Wednesday, November 11, 2009

Mayon Volcano Alert Levels




No Alert. Quiet.

All monitored parameters within background levels. No eruption in foreseeable future.

Entry in the 6-km radius Permanent Danger Zone (PDZ) is not advised because phreatic explosions and ash puffs may occur without precursors.


Abnormal Low level unrest.

Slight increase in seismicity.

Slight increase in SO2 gas output above the background level.

Very faint glow of the crater may occur but no conclusive evidence of magma ascent.

Phreatic explosion or ash puffs may occur. No eruption imminent.

Activity may be hydrothermal, magmatic or tectonic in origin.

No entry in the 6-km radius PDZ.


Increasing Unrest - Moderate unrest.

Low to moderate level of seismic activity.

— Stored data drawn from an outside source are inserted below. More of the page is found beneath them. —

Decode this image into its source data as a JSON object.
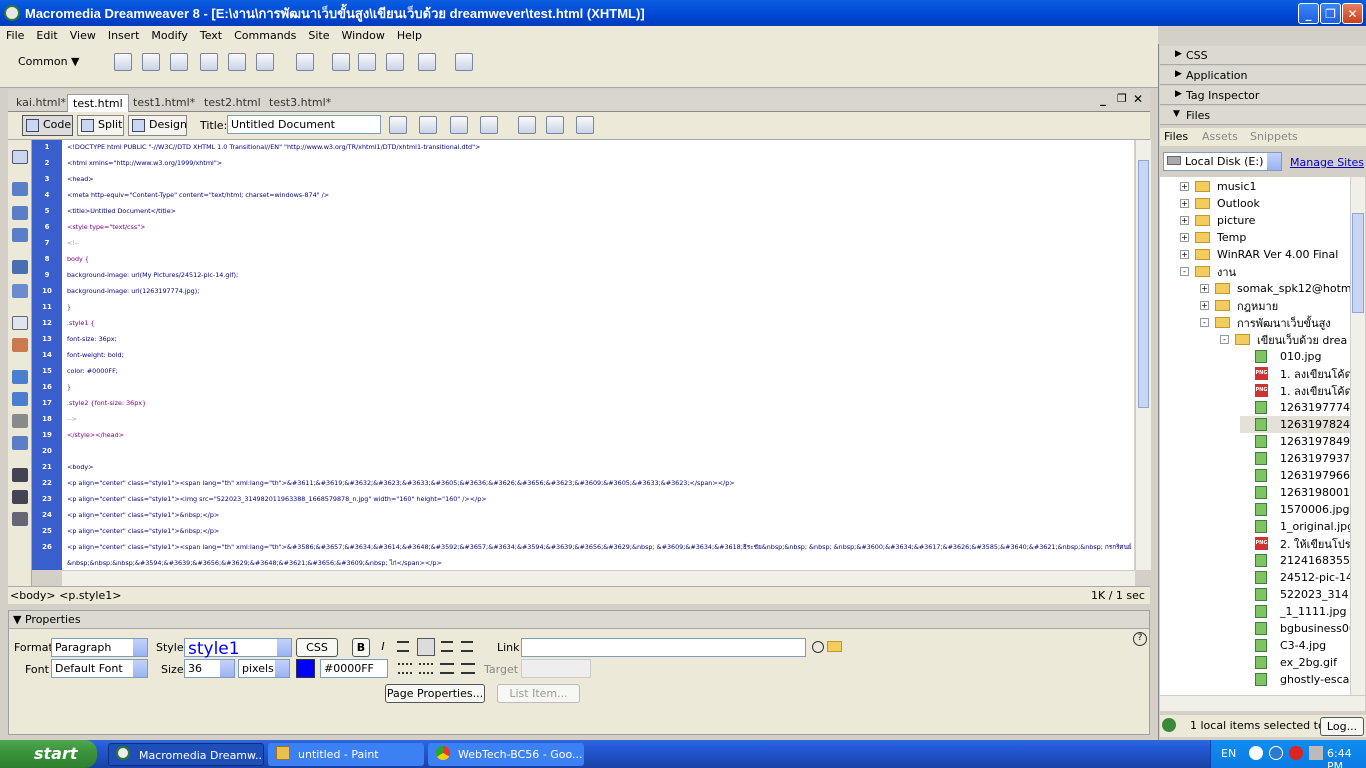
{
  "window": {
    "title": "Macromedia Dreamweaver 8 - [E:\\งาน\\การพัฒนาเว็บขั้นสูง\\เขียนเว็บด้วย  dreamwever\\test.html (XHTML)]"
  },
  "menu": [
    "File",
    "Edit",
    "View",
    "Insert",
    "Modify",
    "Text",
    "Commands",
    "Site",
    "Window",
    "Help"
  ],
  "insertbar": {
    "category": "Common"
  },
  "doctabs": [
    "kai.html*",
    "test.html",
    "test1.html*",
    "test2.html",
    "test3.html*"
  ],
  "doctoolbar": {
    "code": "Code",
    "split": "Split",
    "design": "Design",
    "title_label": "Title:",
    "title_value": "Untitled Document"
  },
  "code_lines": [
    "<!DOCTYPE html PUBLIC \"-//W3C//DTD XHTML 1.0 Transitional//EN\" \"http://www.w3.org/TR/xhtml1/DTD/xhtml1-transitional.dtd\">",
    "<html xmlns=\"http://www.w3.org/1999/xhtml\">",
    "<head>",
    "<meta http-equiv=\"Content-Type\" content=\"text/html; charset=windows-874\" />",
    "<title>Untitled Document</title>",
    "<style type=\"text/css\">",
    "<!--",
    "body {",
    "    background-image: url(My Pictures/24512-pic-14.gif);",
    "    background-image: url(1263197774.jpg);",
    "}",
    ".style1 {",
    "    font-size: 36px;",
    "    font-weight: bold;",
    "    color: #0000FF;",
    "}",
    ".style2 {font-size: 36px}",
    "-->",
    "</style></head>",
    "",
    "<body>",
    "<p align=\"center\" class=\"style1\"><span lang=\"th\" xml:lang=\"th\">&#3611;&#3619;&#3632;&#3623;&#3633;&#3605;&#3636;&#3626;&#3656;&#3623;&#3609;&#3605;&#3633;&#3623;</span></p>",
    "<p align=\"center\" class=\"style1\"><img src=\"522023_314982011963388_1668579878_n.jpg\" width=\"160\" height=\"160\" /></p>",
    "<p align=\"center\" class=\"style1\">&nbsp;</p>",
    "<p align=\"center\" class=\"style1\">&nbsp;</p>",
    "<p align=\"center\" class=\"style1\"><span lang=\"th\" xml:lang=\"th\">&#3586;&#3657;&#3634;&#3614;&#3648;&#3592;&#3657;&#3634;&#3594;&#3639;&#3656;&#3629;&nbsp; &#3609;&#3634;&#3618;ธีระชัย&nbsp;&nbsp; &nbsp; &nbsp;&#3600;&#3634;&#3617;&#3626;&#3585;&#3640;&#3621;&nbsp;&nbsp; กรกริศนย์",
    "&nbsp;&nbsp;&nbsp;&#3594;&#3639;&#3656;&#3629;&#3648;&#3621;&#3656;&#3609;&nbsp; ไก่</span></p>"
  ],
  "line_numbers": [
    "1",
    "2",
    "3",
    "4",
    "5",
    "6",
    "7",
    "8",
    "9",
    "10",
    "11",
    "12",
    "13",
    "14",
    "15",
    "16",
    "17",
    "18",
    "19",
    "20",
    "21",
    "22",
    "23",
    "24",
    "25",
    "26",
    ""
  ],
  "status": {
    "tags": "<body> <p.style1>",
    "size": "1K / 1 sec"
  },
  "properties": {
    "header": "Properties",
    "format_label": "Format",
    "format_value": "Paragraph",
    "style_label": "Style",
    "style_value": "style1",
    "css_button": "CSS",
    "bold": "B",
    "italic": "I",
    "link_label": "Link",
    "link_value": "",
    "font_label": "Font",
    "font_value": "Default Font",
    "size_label": "Size",
    "size_value": "36",
    "size_unit": "pixels",
    "color_value": "#0000FF",
    "target_label": "Target",
    "page_properties": "Page Properties...",
    "list_item": "List Item..."
  },
  "right_panel": {
    "css": "CSS",
    "application": "Application",
    "tag_inspector": "Tag Inspector",
    "files": "Files",
    "tabs": [
      "Files",
      "Assets",
      "Snippets"
    ],
    "site_select": "Local Disk (E:)",
    "manage_sites": "Manage Sites",
    "status": "1 local items selected tota",
    "log_button": "Log..."
  },
  "tree": [
    {
      "label": "music1",
      "kind": "folder",
      "depth": 0,
      "pm": "+"
    },
    {
      "label": "Outlook",
      "kind": "folder",
      "depth": 0,
      "pm": "+"
    },
    {
      "label": "picture",
      "kind": "folder",
      "depth": 0,
      "pm": "+"
    },
    {
      "label": "Temp",
      "kind": "folder",
      "depth": 0,
      "pm": "+"
    },
    {
      "label": "WinRAR Ver 4.00 Final",
      "kind": "folder",
      "depth": 0,
      "pm": "+"
    },
    {
      "label": "งาน",
      "kind": "folder",
      "depth": 0,
      "pm": "-"
    },
    {
      "label": "somak_spk12@hotma",
      "kind": "folder",
      "depth": 1,
      "pm": "+"
    },
    {
      "label": "กฎหมาย",
      "kind": "folder",
      "depth": 1,
      "pm": "+"
    },
    {
      "label": "การพัฒนาเว็บขั้นสูง",
      "kind": "folder",
      "depth": 1,
      "pm": "-"
    },
    {
      "label": "เขียนเว็บด้วย  drea",
      "kind": "folder",
      "depth": 2,
      "pm": "-"
    },
    {
      "label": "010.jpg",
      "kind": "img",
      "depth": 3
    },
    {
      "label": "1. ลงเขียนโค้ด",
      "kind": "png",
      "depth": 3
    },
    {
      "label": "1. ลงเขียนโค้ด",
      "kind": "png",
      "depth": 3
    },
    {
      "label": "1263197774",
      "kind": "img",
      "depth": 3
    },
    {
      "label": "1263197824",
      "kind": "img",
      "depth": 3
    },
    {
      "label": "1263197849",
      "kind": "img",
      "depth": 3
    },
    {
      "label": "1263197937",
      "kind": "img",
      "depth": 3
    },
    {
      "label": "1263197966",
      "kind": "img",
      "depth": 3
    },
    {
      "label": "1263198001",
      "kind": "img",
      "depth": 3
    },
    {
      "label": "1570006.jpg",
      "kind": "img",
      "depth": 3
    },
    {
      "label": "1_original.jpg",
      "kind": "img",
      "depth": 3
    },
    {
      "label": "2. ให้เขียนโปร",
      "kind": "png",
      "depth": 3
    },
    {
      "label": "2124168355_",
      "kind": "img",
      "depth": 3
    },
    {
      "label": "24512-pic-14",
      "kind": "img",
      "depth": 3
    },
    {
      "label": "522023_314",
      "kind": "img",
      "depth": 3
    },
    {
      "label": "_1_1111.jpg",
      "kind": "img",
      "depth": 3
    },
    {
      "label": "bgbusiness06",
      "kind": "img",
      "depth": 3
    },
    {
      "label": "C3-4.jpg",
      "kind": "img",
      "depth": 3
    },
    {
      "label": "ex_2bg.gif",
      "kind": "img",
      "depth": 3
    },
    {
      "label": "ghostly-esca",
      "kind": "img",
      "depth": 3
    }
  ],
  "taskbar": {
    "start": "start",
    "tasks": [
      "Macromedia Dreamw...",
      "untitled - Paint",
      "WebTech-BC56 - Goo..."
    ],
    "lang": "EN",
    "clock": "6:44 PM"
  },
  "colors": {
    "accent": "#0046d5",
    "line_gutter": "#3a5fcd",
    "swatch": "#0000FF",
    "taskbar": "#245edb",
    "start": "#3c963c"
  }
}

Episodes of harmonic tremor.

Increasing SO2 flux.

Faint / intermittent crater glow.

Swelling of edifice may be detected.

Confirmed reports of decrease in flow of wells and springs during rainy season. Unrest probably of magmatic origin; could eventually lead to eruption.

6-km radius Danger Zone may be extended to 7 km in the sector where the crater rim is low.


Increased Tendency Towards Eruption - Relatively high unrest.

Volcanic quakes and tremor may become more frequent.

Further increase in SO2 flux.

Occurrence of rockfalls in summit area.

Vigorous steaming / sustained crater glow.

Persistent swelling of edifice. Magma is close to the crater.

If trend is one of increasing unrest, eruption is possible within weeks.

Extension of Danger Zone in the sector where the crater rim is low will be considered.


Hazardous Eruption

Imminent Intense unrest.

Persistent tremor, many "low frequency"-type earthquakes.

SO2 emission level may show sustained increase or abrupt decrease.

Intense crater glow. Incandescent lava fragments in the summit area. Hazardous eruption is possible within days.

Extension of Danger zone to 8 km or morein the sector where the crater rim is low will be recommended.


Hazardous Eruption

Hazardous eruption ongoing.

Occurrence of pyroclastic flows, tall eruption columns and extensive ashfall. Pyroclastic flows may sweep down along gullies and channels, especially along those fronting the low part(s) of the crater rim.

Additional danger areas may be identified as eruption progresses.

Danger to aircraft, by way of ash cloud encounter, depending on height of eruption column and/or wind drift.